When using token handles, the handle should be included in the 'scheme' of the URL separated from the <issuer> name by a . (period):

use_oauth_services = <issuer>
<issuer>_oauth_permissions_<handle> = <scopes>
transfer_input_files = <issuer>.<handle>+osdf:///igwn/...

E.g:

use_oauth_services = igwn
igwn_oauth_permissions_ligo = read:/ligo
transfer_input_files = igwn.ligo+osdf:///igwn/ligo/README

This tells the relevant file-transfer plugin which access token to use when attempting to download the data. See Examples below for IGWN-specific examples.

See also transfer_input_files for more details.

Examples:

1. Downloading proprietary IGWN data via OSDF

The following HTCondor submit commands can be used to configure a job with the necessary permissions to transfer IGWN proprietary h(t) data from OSDF to a job:

use_oauth_services = scitokens
should_transfer_files = yes
transfer_input_files = osdf:///igwn/ligo/frames/O4/hoft_C00/H1/H-H1_HOFT_C00-137/H-H1_HOFT_C00-1373577216-4096.gwf
use_oauth_services = igwn
igwn_oauth_permissions_frames = read:/kagra read:/ligo read:/virgo
should_transfer_files = yes
transfer_input_files = igwn.frames+osdf:///igwn/ligo/frames/O4/hoft_C00/H1/H-H1_HOFT_C00-137/H-H1_HOFT_C00-1373577216-4096.gwf

2. Reading proprietary IGWN data from CVMFS

Accessing data via OSDF is recommended over CVMFS

Accessing data using transfer_input_files and osdf:// URLs is recommended instead of using CVMFS - the former is more reliable and significantly easier to debug when things go wrong.

By construction, all IGWN data in CVMFS must also be available via OSDF, and both methods use the same distributed cache infrastructure, so there should be no notable performance difference between the two (when things are working).

The following condor submit commands can be used to configure a job with the necessary permissions to read IGWN proprietary h(t) data from CVMFS:

use_oauth_services = scitokens
environment = "BEARER_TOKEN_FILE=$$(CondorScratchDir)/.condor_creds/scitokens.use"
use_oauth_services = igwn
igwn_oauth_permissions_frames = read:/kagra read:/ligo read:/virgo
environment = "BEARER_TOKEN_FILE=$$(CondorScratchDir)/.condor_creds/igwn_frames.use"

Authenticated CVMFS requires $BEARER_TOKEN_FILE

The helper tool that does credential handling for CVMFS does not know to look into the $_CONDOR_CREDS directory of an HTCondor job, so it is required to set the BEARER_TOKEN_FILE environment variable to enable CVMFS to use the token transferred with the job.

X.509

X.509 is no longer fully supported

Identity-based X.509 credentials are deprecated in favour of capability-based SciTokens in almost all cases, so please consider using the instructions for tokens above.
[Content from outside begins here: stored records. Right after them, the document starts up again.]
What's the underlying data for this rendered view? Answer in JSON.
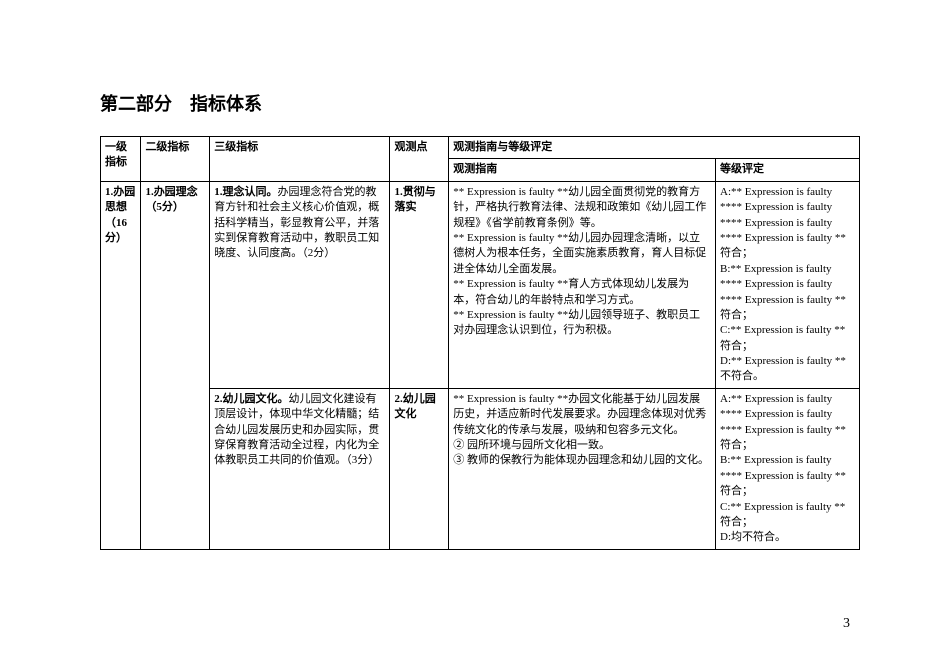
{
  "title": "第二部分　指标体系",
  "headers": {
    "l1": "一级指标",
    "l2": "二级指标",
    "l3": "三级指标",
    "obs": "观测点",
    "guide_group": "观测指南与等级评定",
    "guide": "观测指南",
    "grade": "等级评定"
  },
  "row1": {
    "l1": "1.办园思想（16分）",
    "l2": "1.办园理念（5分）",
    "l3": "1.理念认同。办园理念符合党的教育方针和社会主义核心价值观，概括科学精当，彰显教育公平，并落实到保育教育活动中，教职员工知晓度、认同度高。（2分）",
    "obs": "1.贯彻与落实",
    "guide": "** Expression is faulty **幼儿园全面贯彻党的教育方针，严格执行教育法律、法规和政策如《幼儿园工作规程》《省学前教育条例》等。\n** Expression is faulty **幼儿园办园理念清晰，以立德树人为根本任务，全面实施素质教育，育人目标促进全体幼儿全面发展。\n** Expression is faulty **育人方式体现幼儿发展为本，符合幼儿的年龄特点和学习方式。\n** Expression is faulty **幼儿园领导班子、教职员工对办园理念认识到位，行为积极。",
    "grade": "A:** Expression is faulty **** Expression is faulty **** Expression is faulty **** Expression is faulty **符合；\nB:** Expression is faulty **** Expression is faulty **** Expression is faulty **符合；\nC:** Expression is faulty **符合；\nD:** Expression is faulty **不符合。"
  },
  "row2": {
    "l3": "2.幼儿园文化。幼儿园文化建设有顶层设计，体现中华文化精髓；结合幼儿园发展历史和办园实际，贯穿保育教育活动全过程，内化为全体教职员工共同的价值观。（3分）",
    "obs": "2.幼儿园文化",
    "guide": "** Expression is faulty **办园文化能基于幼儿园发展历史，并适应新时代发展要求。办园理念体现对优秀传统文化的传承与发展，吸纳和包容多元文化。\n② 园所环境与园所文化相一致。\n③ 教师的保教行为能体现办园理念和幼儿园的文化。",
    "grade": "A:** Expression is faulty **** Expression is faulty **** Expression is faulty **符合；\nB:** Expression is faulty **** Expression is faulty **符合；\nC:** Expression is faulty **符合；\nD:均不符合。"
  },
  "page_number": "3"
}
For details on the timescale on which support for X.509 certificates will be fully dropped, please see

https://git.ligo.org/groups/computing/-/epics/25

For details on which use cases still require X.509 over SciTokens, please contact the Computing and Software Working Group (compsoft@ligo.org).

X.509 is a credential standard used to encode an identity so that a service can authenticate a request and enable capabilities based on its own records of what users should be allowed to do.

See X.509 for more details on what X.509 is and how to use it in general.

Using an X.509 credential in a job

Generate the X.509 credential manually

Using X.509 with HTCondor requires manually generating the credential before submitting the job.

Please see How to generate a credential for documentation on how to generate an X.509 credential.

To use an X.509 credential file in an HTCondor job, add one of the following commands to your submit instructions:

To automatically discover the credential file based on your environment:

use_x509userproxy = true

To manually specify the path of the credential file:

x509userproxy = /path/to/myproxy.pem

In either case, the credential will be transferred onto the execute machine with your job and its path encoded in the $X509_USER_PROXY environment variable.